Ukip led the way to Brexit, but now the party is on less than 10 per cent in the polls. 

Ukip could be finished. Ukip has only ever had two MPs, but it held an outside influence on politics: without it, we’d probably never have had the EU referendum. But Brexit has turned Ukip into a single-issue party without an issue. Ukip’s sole remaining MP, Douglas Carswell, left the party in March 2017, and told Sky News’ Adam Boulton that there was “no point” to the party anymore. 

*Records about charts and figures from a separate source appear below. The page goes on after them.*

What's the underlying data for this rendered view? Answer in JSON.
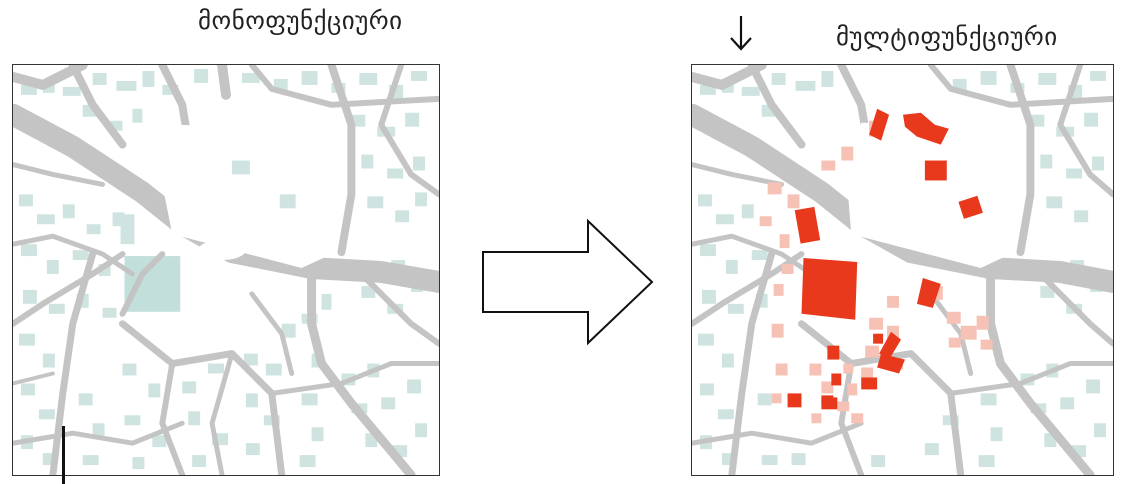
{
  "left_panel": {
    "title": "მონოფუნქციური"
  },
  "right_panel": {
    "title": "მულტიფუნქციური"
  },
  "colors": {
    "streets": "#c4c4c4",
    "buildings": "#cfe4e0",
    "civic_building": "#c2dfdc",
    "highlight_primary": "#e8391d",
    "highlight_secondary": "#f6c2b6"
  },
  "icons": {
    "transition": "right-arrow-icon",
    "pointer": "down-arrow-icon"
  }
}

Not everyone in Ukip has given up, though: Nigel Farage told Peston on Sunday that Ukip “will survive”, and current leader Paul Nuttall will be contesting a seat this year. But Ukip is standing in fewer constituencies than last time thanks to a shortage of both money and people. Who benefits if Ukip is finished? It’s likely to be the Tories. 

Is Ukip finished? 

What are Ukip's poll ratings?

Ukip’s poll ratings peaked in June 2016 at 16 per cent. Since the leave campaign’s success, that has steadily declined so that Ukip is going into the 2017 general election on 4 per cent, according to the latest polls. If the polls can be trusted, that’s a serious collapse.

Can Ukip get anymore MPs?

In the 2015 general election Ukip contested nearly every seat and got 13 per cent of the vote, making it the third biggest party (although is only returned one MP). Now Ukip is reportedly struggling to find candidates and could stand in as few as 100 seats. Ukip leader Paul Nuttall will stand in Boston and Skegness, but both ex-leader Nigel Farage and donor Arron Banks have ruled themselves out of running this time.

How many members does Ukip have?

Ukip’s membership declined from 45,994 at the 2015 general election to 39,000 in 2016. That’s a worrying sign for any political party, which relies on grassroots memberships to put in the campaigning legwork.

What does Ukip's decline mean for Labour and the Conservatives? 

The rise of Ukip took votes from both the Conservatives and Labour, with a nationalist message that appealed to disaffected voters from both right and left. But the decline of Ukip only seems to be helping the Conservatives. Stephen Bush has written about how in Wales voting Ukip seems to have been a gateway drug for traditional Labour voters who are now backing the mainstream right; so the voters Ukip took from the Conservatives are reverting to the Conservatives, and the ones they took from Labour are transferring to the Conservatives too.

Ukip might be finished as an electoral force, but its influence on the rest of British politics will be felt for many years yet.